Just in case anyone needs convincing what an inexact business colour balancing is, here's a graph showing the relative power across the spectrum for theoretical 5500 K and 3200 K sources, and the combination of a 5500 K source and an 85B filter, which is supposed to convert 5500 K to 3200 K. The three lines have been adjusted to meet at a relative power of 1 at 550 nm.
Helen was kind enough to loan me her two Minolta meters, so I've started doing some tests just to see how consistent flash output is.
Just figuring out how to use them, I discovered that, yes, one should really wear a black shirt when taking color readings to avoid influencing the meter.
First observation testing a small Metz 30BCT4 and a Norman LH-2 portable head with a 200C pack--well my 200C wasn't charged, so I only got a few flashes off at low power before the battery failed.
Quick observations--both were fairly close to daylight on the cool side--less than the amount of correction provided by an 81 filter, which is even weaker than the common 81A. The Metz drifted more from flash to flash, while the Norman stayed within a tighter tolerance. The lesson there is that you would have to be very sure of the tolerance and consistency of your strobe heads, film stock, processing, and viewing source, before it would be worth making adjustments of .025 CC, and I have have filters in that strength.
I'll test more rigorously with the Norman portable at different power levels when the battery is charged, and I'll also test my Norman studio heads when I have some time to set them up.
an interesting thread, but do colour meters actually get much use nowadays? why? how? where?
I'm shooting some 8x10" Polaroids under window light, so I had another chance to test the meters, and I threw my simple Gossen Sixticolor into the mix, which only reads red/blue, so it can't handle fluorescents, and it doesn't work terribly well in low light, so it's not that great for tungsten.
Well the first shot revealed that I needed a warming filter, so it seemed like a good situation to compare the three meters, though of course I could have made the correction from looking at the Polaroid itself.
First off, the Minolta IIIF is more sensitive than the others. I could get a reasonable reading from the subject position, maybe 8 feet from the window. The Minolta II and Sixticolor required that I go up to the window, and it could be that the light is bluer 8 feet away than it is right there, due to reflections in the room.

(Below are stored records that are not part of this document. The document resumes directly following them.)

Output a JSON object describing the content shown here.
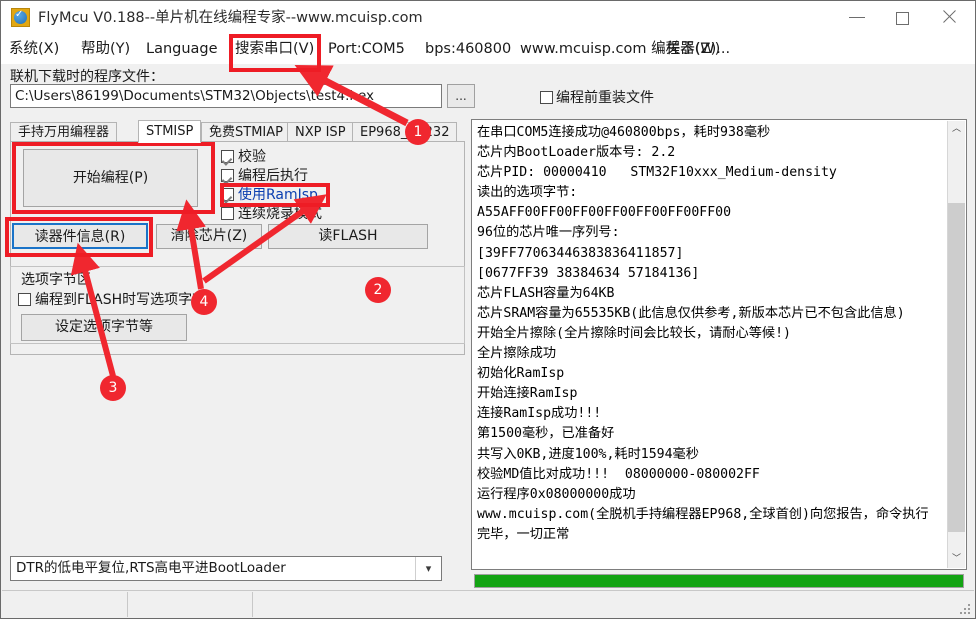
{
  "window": {
    "title": "FlyMcu V0.188--单片机在线编程专家--www.mcuisp.com",
    "icon": "app-icon",
    "minimize": "–",
    "maximize": "□",
    "close": "✕"
  },
  "menu": {
    "items": [
      {
        "text": "系统(X)",
        "name": "menu-system"
      },
      {
        "text": "帮助(Y)",
        "name": "menu-help"
      },
      {
        "text": "Language",
        "name": "menu-language"
      },
      {
        "text": "搜索串口(V)",
        "name": "menu-search-port"
      },
      {
        "text": "Port:COM5",
        "name": "menu-port"
      },
      {
        "text": "bps:460800",
        "name": "menu-bps"
      },
      {
        "text": "www.mcuisp.com 编程器(W)",
        "name": "menu-programmer"
      },
      {
        "text": "关于(Z)...",
        "name": "menu-about"
      }
    ]
  },
  "file": {
    "label": "联机下载时的程序文件：",
    "path": "C:\\Users\\86199\\Documents\\STM32\\Objects\\test4.hex",
    "browse_label": "...",
    "reload_checkbox": {
      "label": "编程前重装文件",
      "checked": false
    }
  },
  "tabs": [
    {
      "label": "手持万用编程器",
      "selected": false
    },
    {
      "label": "STMISP",
      "selected": true
    },
    {
      "label": "免费STMIAP",
      "selected": false
    },
    {
      "label": "NXP ISP",
      "selected": false
    },
    {
      "label": "EP968_RS232",
      "selected": false
    }
  ],
  "actions": {
    "start_program": "开始编程(P)",
    "read_device_info": "读器件信息(R)",
    "erase_chip": "清除芯片(Z)",
    "read_flash": "读FLASH"
  },
  "options": [
    {
      "label": "校验",
      "checked": true
    },
    {
      "label": "编程后执行",
      "checked": true
    },
    {
      "label": "使用RamIsp",
      "checked": true
    },
    {
      "label": "连续烧录模式",
      "checked": false
    }
  ],
  "option_bytes": {
    "group_title": "选项字节区",
    "write_on_flash": {
      "label": "编程到FLASH时写选项字节",
      "checked": false
    },
    "set_button": "设定选项字节等"
  },
  "log": {
    "lines": [
      "在串口COM5连接成功@460800bps，耗时938毫秒",
      "芯片内BootLoader版本号: 2.2",
      "芯片PID: 00000410   STM32F10xxx_Medium-density",
      "读出的选项字节:",
      "A55AFF00FF00FF00FF00FF00FF00FF00",
      "96位的芯片唯一序列号:",
      "[39FF77063446383836411857]",
      "[0677FF39 38384634 57184136]",
      "芯片FLASH容量为64KB",
      "芯片SRAM容量为65535KB(此信息仅供参考,新版本芯片已不包含此信息)",
      "开始全片擦除(全片擦除时间会比较长，请耐心等候!)",
      "全片擦除成功",
      "初始化RamIsp",
      "开始连接RamIsp",
      "连接RamIsp成功!!!",
      "第1500毫秒，已准备好",
      "共写入0KB,进度100%,耗时1594毫秒",
      "校验MD值比对成功!!!  08000000-080002FF",
      "运行程序0x08000000成功",
      "www.mcuisp.com(全脱机手持编程器EP968,全球首创)向您报告，命令执行完毕，一切正常"
    ],
    "scroll_up_icon": "︿",
    "scroll_down_icon": "﹀"
  },
  "bootloader_combo": {
    "value": "DTR的低电平复位,RTS高电平进BootLoader",
    "arrow_icon": "▾"
  },
  "progress": {
    "percent": 100,
    "color": "#13a313"
  },
  "status_bar": {
    "panes": [
      "",
      "",
      ""
    ]
  },
  "annotations": {
    "markers": [
      {
        "number": "1"
      },
      {
        "number": "2"
      },
      {
        "number": "3"
      },
      {
        "number": "4"
      }
    ],
    "highlight_color": "#ee1c25"
  }
}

All three gave me about the same reading calling for something in the range of 81, 81A, or 81B, and it could be different depending on how precisely I directed the sensor. The conclusion might be that there is no meter that can tell you precisely whether you need an 81, 81A, or 81B, because there are just too many variables involved in the process, but it does seem informative to have some readings to base a judgment on.

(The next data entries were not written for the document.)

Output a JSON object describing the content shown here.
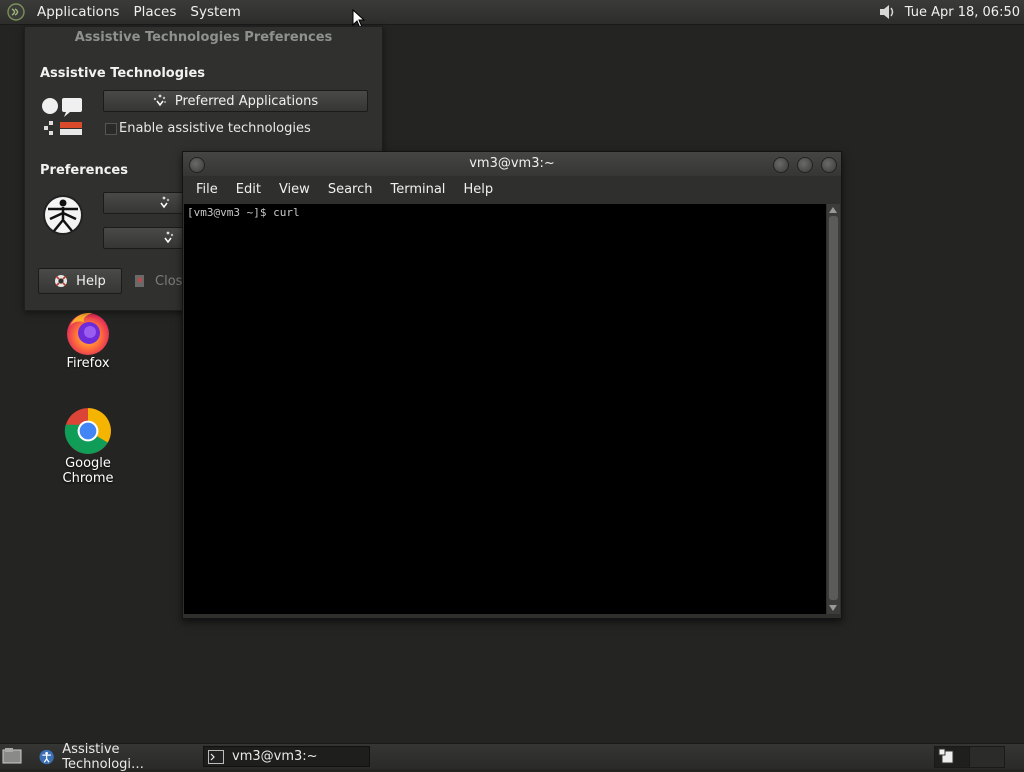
{
  "top_panel": {
    "menus": [
      "Applications",
      "Places",
      "System"
    ],
    "clock": "Tue Apr 18, 06:50"
  },
  "at_dialog": {
    "title": "Assistive Technologies Preferences",
    "section_assistive": "Assistive Technologies",
    "preferred_apps_label": "Preferred Applications",
    "enable_label": "Enable assistive technologies",
    "section_preferences": "Preferences",
    "help_label": "Help",
    "close_label": "Clos"
  },
  "desktop_icons": [
    {
      "label": "Firefox",
      "icon": "firefox-icon"
    },
    {
      "label": "Google Chrome",
      "icon": "chrome-icon"
    }
  ],
  "terminal": {
    "title": "vm3@vm3:~",
    "menus": [
      "File",
      "Edit",
      "View",
      "Search",
      "Terminal",
      "Help"
    ],
    "content": "[vm3@vm3 ~]$ curl"
  },
  "taskbar": {
    "items": [
      {
        "label": "Assistive Technologi…",
        "icon": "accessibility-icon",
        "active": false
      },
      {
        "label": "vm3@vm3:~",
        "icon": "terminal-icon",
        "active": true
      }
    ]
  },
  "colors": {
    "desktop": "#242523",
    "panel": "#30312f",
    "terminal_bg": "#000000"
  }
}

As to the question of why one might want to use a color meter, I think they get the most use in mixed lighting where you have the possibility of gelling all the lights to the same color balance, or making multiple exposures with different filtration on the lens for each light source, as is often done for architectural interior photography.

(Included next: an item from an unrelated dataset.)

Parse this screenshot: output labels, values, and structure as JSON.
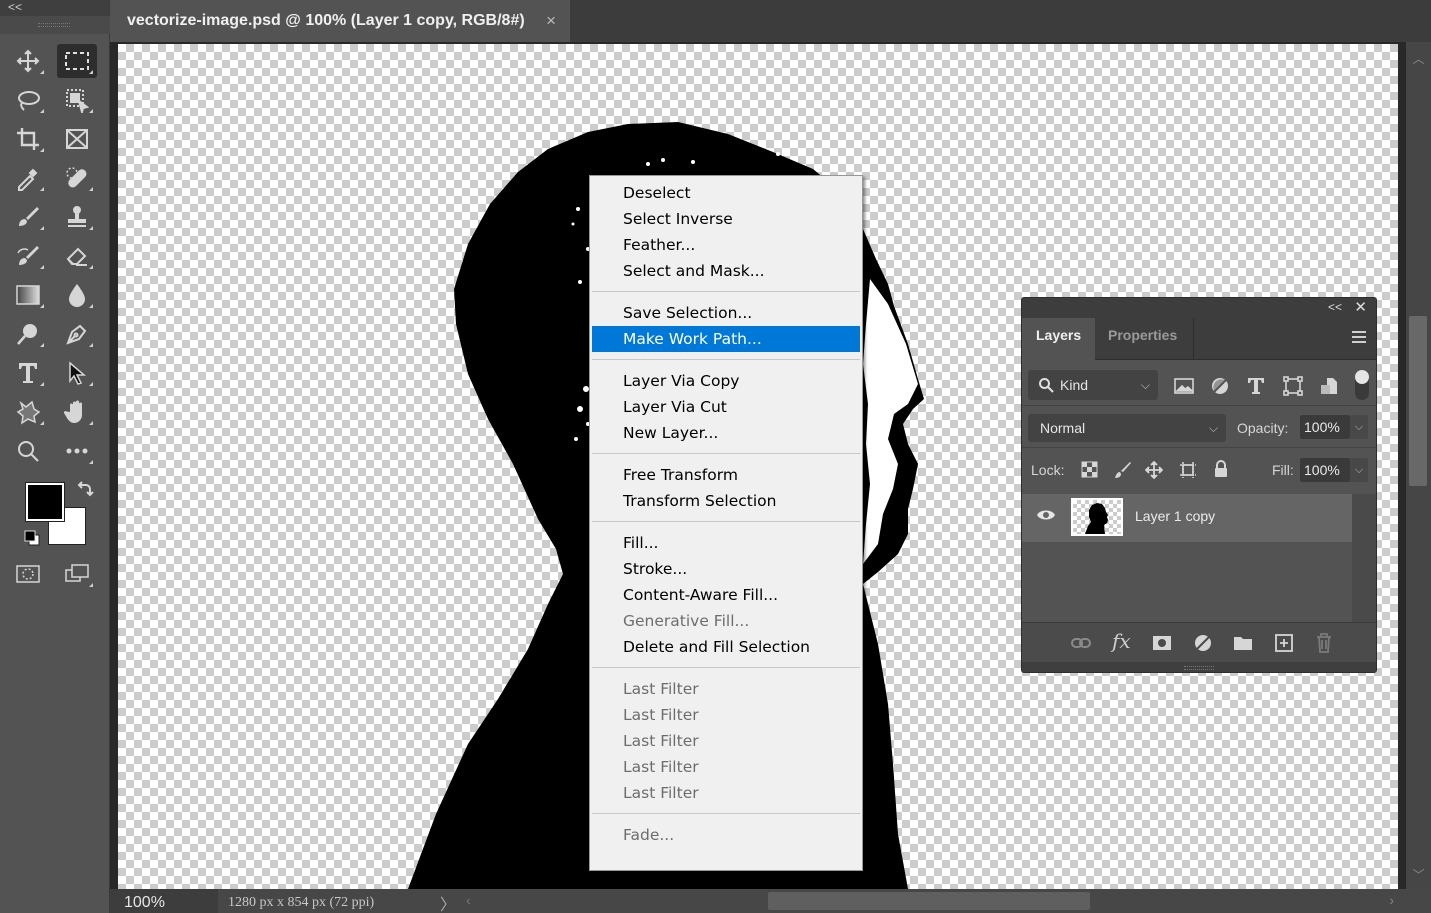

Stobes can vary widely in color depending on the age of the flash tube. Also, any time you modify the lighting with a softbox, umbrella, bounce panel, etc., it will change the color of the light. The older the softbox, the warmer the light.
In the studio where I worked, we used to use strips of Rosco gels (close to, not touching) over the flashtubes to correct the color to within +- 50 degrees Kelvin on the meter. There usually was quite a bit of difference between modified and unmodified light sources.
I just had time to try another test just using the Norman LH2 heads that I keep on my copy stand most of the time.
Adjusting the strobe power from 50 to 100 to 200 W-s, there was no significant difference in color temperature from one setting to the next--at most 10 degrees K, which is within the range of variation from flash to flash on a single setting. This is as it should be, since in theory the flash output is regulated by changing only the duration.
On the copy stand I use the heads with 5" reflectors that have an opal glass diffuser and a very uncalibrated white handkerchief over each head, and the color temperature is 5480-90K--almost exactly what it should be. If I remove the reflectors, the temperature of the flashtube is a little on the blue side 5950K--enough for the IIIF to recommend an 81A.
I'll maybe bring an old thread alive.
Does anybody have experience with Kenko KCM-3100 and Sekonic Prodigi Color C-500. My Gossen 3F died during the trip to Iceland and I don't want to buy same. It has very poor construction for heavy outside use. My lost contact with display and after dismantling I'm not sure I'd like to go back to Iceland with the same color meter construction.